Из этого разговора мальчиков, развозивших хлеб из пекарни, я узнал, что случай моего неожиданного обогащения уже известен всему Дамаску, а притом и самая сумма, которою я обладал по прихоти горделивого Ора, была более чем в десять раз преувеличена.
Да и кто мог наверно знать, что сумма, брошенная мне гордецом Ором, заключалась менее чем в трехстах литрах[32], а совсем не в двадцати тысячах златниц? Конечно, это знал только один я, потому что и сам Ор, без сомнения, не считал того, что он мне кинул.
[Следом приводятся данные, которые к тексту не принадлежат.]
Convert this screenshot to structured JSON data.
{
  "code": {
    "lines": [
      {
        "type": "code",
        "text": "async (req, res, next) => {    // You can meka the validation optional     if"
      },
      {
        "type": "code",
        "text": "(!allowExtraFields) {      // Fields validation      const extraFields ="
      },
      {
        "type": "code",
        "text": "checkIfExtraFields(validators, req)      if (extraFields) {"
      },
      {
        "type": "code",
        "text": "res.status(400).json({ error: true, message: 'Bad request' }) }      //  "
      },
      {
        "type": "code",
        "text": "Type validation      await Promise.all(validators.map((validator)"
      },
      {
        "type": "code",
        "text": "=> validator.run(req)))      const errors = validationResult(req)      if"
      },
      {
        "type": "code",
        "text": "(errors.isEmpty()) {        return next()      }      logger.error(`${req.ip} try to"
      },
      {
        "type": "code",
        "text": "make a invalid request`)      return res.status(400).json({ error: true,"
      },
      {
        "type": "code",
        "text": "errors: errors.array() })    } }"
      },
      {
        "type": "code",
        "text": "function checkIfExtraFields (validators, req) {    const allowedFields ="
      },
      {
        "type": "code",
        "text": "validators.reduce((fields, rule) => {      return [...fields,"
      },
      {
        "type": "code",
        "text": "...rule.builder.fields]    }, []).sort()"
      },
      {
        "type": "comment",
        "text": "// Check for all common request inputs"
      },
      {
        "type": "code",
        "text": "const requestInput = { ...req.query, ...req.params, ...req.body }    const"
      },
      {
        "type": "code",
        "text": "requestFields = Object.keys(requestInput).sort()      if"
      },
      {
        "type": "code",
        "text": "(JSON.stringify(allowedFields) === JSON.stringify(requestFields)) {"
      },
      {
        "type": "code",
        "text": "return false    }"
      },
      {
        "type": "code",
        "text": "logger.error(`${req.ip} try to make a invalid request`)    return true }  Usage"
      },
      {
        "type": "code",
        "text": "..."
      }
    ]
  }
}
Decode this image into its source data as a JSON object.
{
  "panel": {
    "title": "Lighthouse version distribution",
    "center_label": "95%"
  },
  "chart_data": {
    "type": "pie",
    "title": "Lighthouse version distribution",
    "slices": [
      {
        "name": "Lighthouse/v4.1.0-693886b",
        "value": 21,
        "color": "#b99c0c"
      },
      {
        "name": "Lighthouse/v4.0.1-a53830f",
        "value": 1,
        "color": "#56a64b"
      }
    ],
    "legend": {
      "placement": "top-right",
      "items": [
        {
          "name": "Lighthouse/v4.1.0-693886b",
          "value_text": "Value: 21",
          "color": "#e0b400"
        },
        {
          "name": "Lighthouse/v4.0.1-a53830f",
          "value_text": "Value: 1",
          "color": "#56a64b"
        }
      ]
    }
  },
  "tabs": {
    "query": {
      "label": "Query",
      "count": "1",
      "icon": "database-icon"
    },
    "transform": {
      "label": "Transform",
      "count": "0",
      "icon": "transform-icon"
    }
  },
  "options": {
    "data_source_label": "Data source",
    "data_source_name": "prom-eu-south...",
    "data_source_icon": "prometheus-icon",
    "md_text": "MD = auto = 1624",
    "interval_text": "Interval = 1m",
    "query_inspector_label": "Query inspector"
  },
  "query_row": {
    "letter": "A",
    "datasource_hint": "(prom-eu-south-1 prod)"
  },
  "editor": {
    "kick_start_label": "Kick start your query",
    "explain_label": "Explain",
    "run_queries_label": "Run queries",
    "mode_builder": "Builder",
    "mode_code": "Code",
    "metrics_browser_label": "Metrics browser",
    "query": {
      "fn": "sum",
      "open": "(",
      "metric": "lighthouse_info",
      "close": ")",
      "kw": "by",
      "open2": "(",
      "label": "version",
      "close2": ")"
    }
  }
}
Но и это было ещё маловажно в сравнении с тем, чем закончили свой разговор проходившие мальчики. Один из них продолжал, будто всех очень занимает: куда я спрятал теперь такое богатство, как двадцать тысяч златниц. Особенно же этим будто интересовался флейтщик Аммун, отчаянный головорез, который прежде был воином в двух взаимно враждовавших армиях, потом разбойником, убивавшим богомольцев, а после ещё монахом в Нитрийской пустыне и, наконец, явился сюда к нам в Дамаск с флейтою и чёрной блудницей, завёрнутой в милоть нитрийского брата[33]. Брата он, верно, убил, а блудницу продал в весёлый дом нагишом, а милотью обтирал долго пыль и грязь с ног гуляк, подходящих вечерами к порогам гетер. Он также часто играл на своей флейте при моих представлениях, но ещё чаще гетеры отгоняли его. Аммун сам был виноват, потому что он без стыда начал румянить себе щёки и наводить брови, как особа обоего пола. Этим он сделался мерзок для женщин, как их соперник. Меня Аммун страшно ненавидел. Я даже знал, что он уже несколько раз научал пьяных людей напасть на меня ночью и сделать мне вред.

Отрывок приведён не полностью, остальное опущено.